Helldate July 25, 2016
Young Scrimshaw,
It has not, perhaps, escaped your notice that I have not written you since the Great Defeat some years ago–when I, Headley Gristmill, first attempted to entrap one devastatingly simple denzien of Florida, only to meet with utter defeat. My downfall was great; my penance severe. I have only now, you will see, have returned from that pit of despair known as the waiting area of the Milwaukee Airport, wherein I have spent the last sixteen years in various and sundry minute temptations and irritations: flight delays, gate changes, inventive TSA regulations, and my personal invention–overhead storage that fills up in an instant.
While such nagging irritants does more to draw the humans away from the Enemy than nearly anything else, I felt that such monotony was beneath me–a descendant of some of the most fiendish minds of our times. Would Lady Gristmill be proud to see me administer fees for checked baggage? Would Undersecretary Hertzmunster VonBrine be pleased to hear me coax another infant to scream through a redeye flight? Nay. Blood (and maggots, but I digress) will triumph!
And so, I have emerged from my Wisconsin cocoon to undertake a new feat–one which, if I am successful, will prove more destructive to the Enemy than anything attempted in recent memory. (Except the invention of Jar Jar Binks. I remain jealous of that genius bit of devilry.)
I give you: your drunk uncle at Thanksgiving.
Think of it, Scrimshaw! The reality show blowhard postures about greed, hatred, and malice, while the cheers of good American citizens ring out across the countryside! Ah, it fills the cavernous void within my chest with delight just thinking of it.
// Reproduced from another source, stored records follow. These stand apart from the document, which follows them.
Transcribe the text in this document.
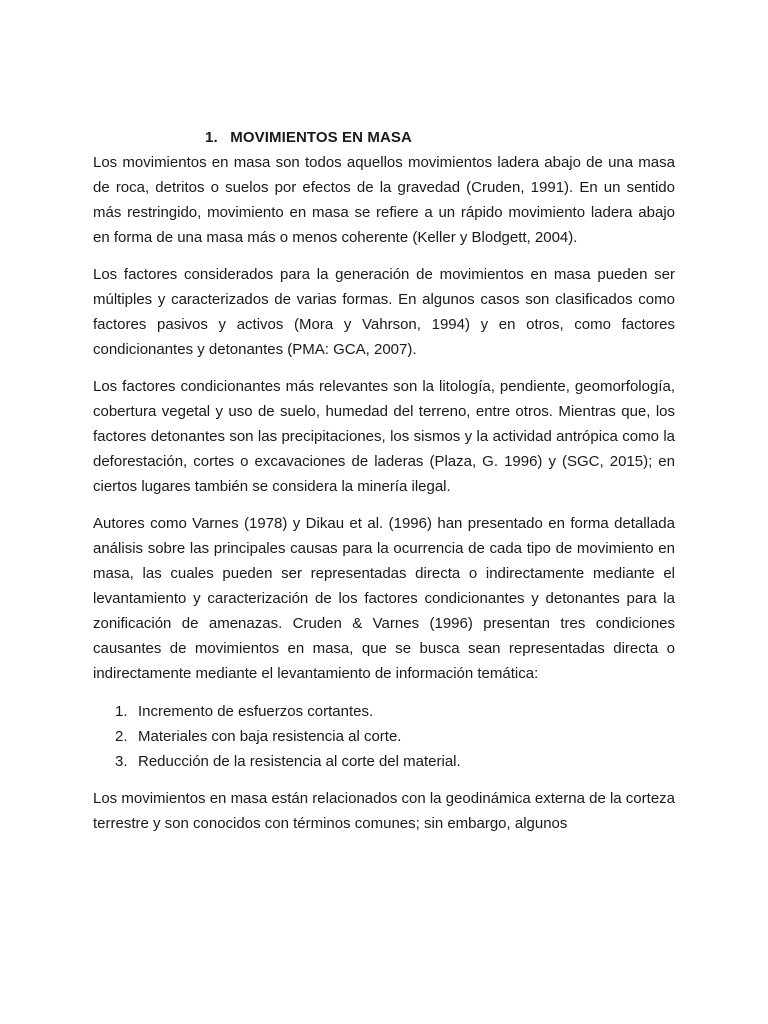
1. MOVIMIENTOS EN MASA

Los movimientos en masa son todos aquellos movimientos ladera abajo de una masa de roca, detritos o suelos por efectos de la gravedad (Cruden, 1991). En un sentido más restringido, movimiento en masa se refiere a un rápido movimiento ladera abajo en forma de una masa más o menos coherente (Keller y Blodgett, 2004).

Los factores considerados para la generación de movimientos en masa pueden ser múltiples y caracterizados de varias formas. En algunos casos son clasificados como factores pasivos y activos (Mora y Vahrson, 1994) y en otros, como factores condicionantes y detonantes (PMA: GCA, 2007).

Los factores condicionantes más relevantes son la litología, pendiente, geomorfología, cobertura vegetal y uso de suelo, humedad del terreno, entre otros. Mientras que, los factores detonantes son las precipitaciones, los sismos y la actividad antrópica como la deforestación, cortes o excavaciones de laderas (Plaza, G. 1996) y (SGC, 2015); en ciertos lugares también se considera la minería ilegal.

Autores como Varnes (1978) y Dikau et al. (1996) han presentado en forma detallada análisis sobre las principales causas para la ocurrencia de cada tipo de movimiento en masa, las cuales pueden ser representadas directa o indirectamente mediante el levantamiento y caracterización de los factores condicionantes y detonantes para la zonificación de amenazas. Cruden & Varnes (1996) presentan tres condiciones causantes de movimientos en masa, que se busca sean representadas directa o indirectamente mediante el levantamiento de información temática:

1. Incremento de esfuerzos cortantes.
2. Materiales con baja resistencia al corte.
3. Reducción de la resistencia al corte del material.

Los movimientos en masa están relacionados con la geodinámica externa de la corteza terrestre y son conocidos con términos comunes; sin embargo, algunos
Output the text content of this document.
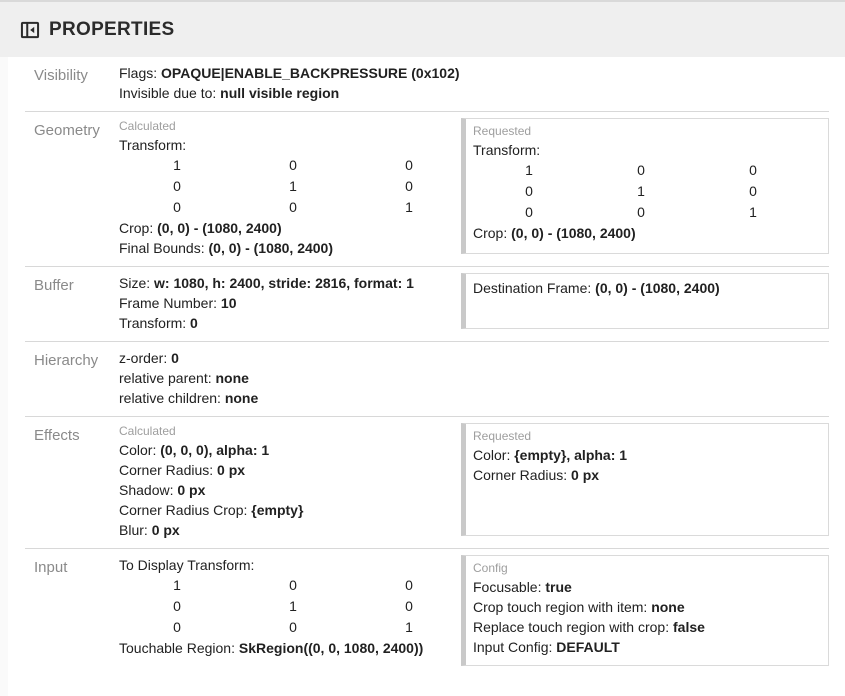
PROPERTIES
Visibility	Flags: OPAQUE|ENABLE_BACKPRESSURE (0x102)
Invisible due to: null visible region
Geometry	Calculated
Transform:
1	0	0
0	1	0
0	0	1
Crop: (0, 0) - (1080, 2400)
Final Bounds: (0, 0) - (1080, 2400)
Requested
Transform:
1	0	0
0	1	0
0	0	1
Crop: (0, 0) - (1080, 2400)
Buffer	Size: w: 1080, h: 2400, stride: 2816, format: 1
Frame Number: 10
Transform: 0
Destination Frame: (0, 0) - (1080, 2400)
Hierarchy	z-order: 0
relative parent: none
relative children: none
Effects	Calculated
Color: (0, 0, 0), alpha: 1
Corner Radius: 0 px
Shadow: 0 px
Corner Radius Crop: {empty}
Blur: 0 px
Requested
Color: {empty}, alpha: 1
Corner Radius: 0 px
Input	To Display Transform:
1	0	0
0	1	0
0	0	1
Touchable Region: SkRegion((0, 0, 1080, 2400))
Config
Focusable: true
Crop touch region with item: none
Replace touch region with crop: false
Input Config: DEFAULT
The genius of this plan, however, is not the candidate. No–any mere imp may propose a highly irritating politician. Do not think so lowly of me! It is rare indeed that we find a person willing to echo our tenants so loudly or with such fervor, but no! Drumpf himself is not the crux of my plan. He is incidental.
Rather, the genius of the plan is what comes next–what creeps across the country in thousands of incidental ways. The mistrust that unfolds between friends, as their differing political views are now cause for alarm. The fear is unleashed against the Muslim, Latino, Black, and pretty much every other minority community. (Our Donald covers them all, doesn’t he?) The apathy that causes formerly engaged citizens to give up because they cannot take the ugliness and disappointment anymore. These, these, dear diary–are the true prizes. They are what will turn the people of this land away from the Enemy.
Do bear in mind, Scrimshaw, that the Enemy’s chief commandment is to love your neighbor as yourself. How better to turn people from this law, from the disgusting, weak-hearted law of Love, than to spread hatred, fear, and finally–apathy?
Once this plan meets with success, Scrimshaw, do remind me to regale you with tales of my tempting of Shari Lewis. Such a drubbing I gave to that damnable sock puppet.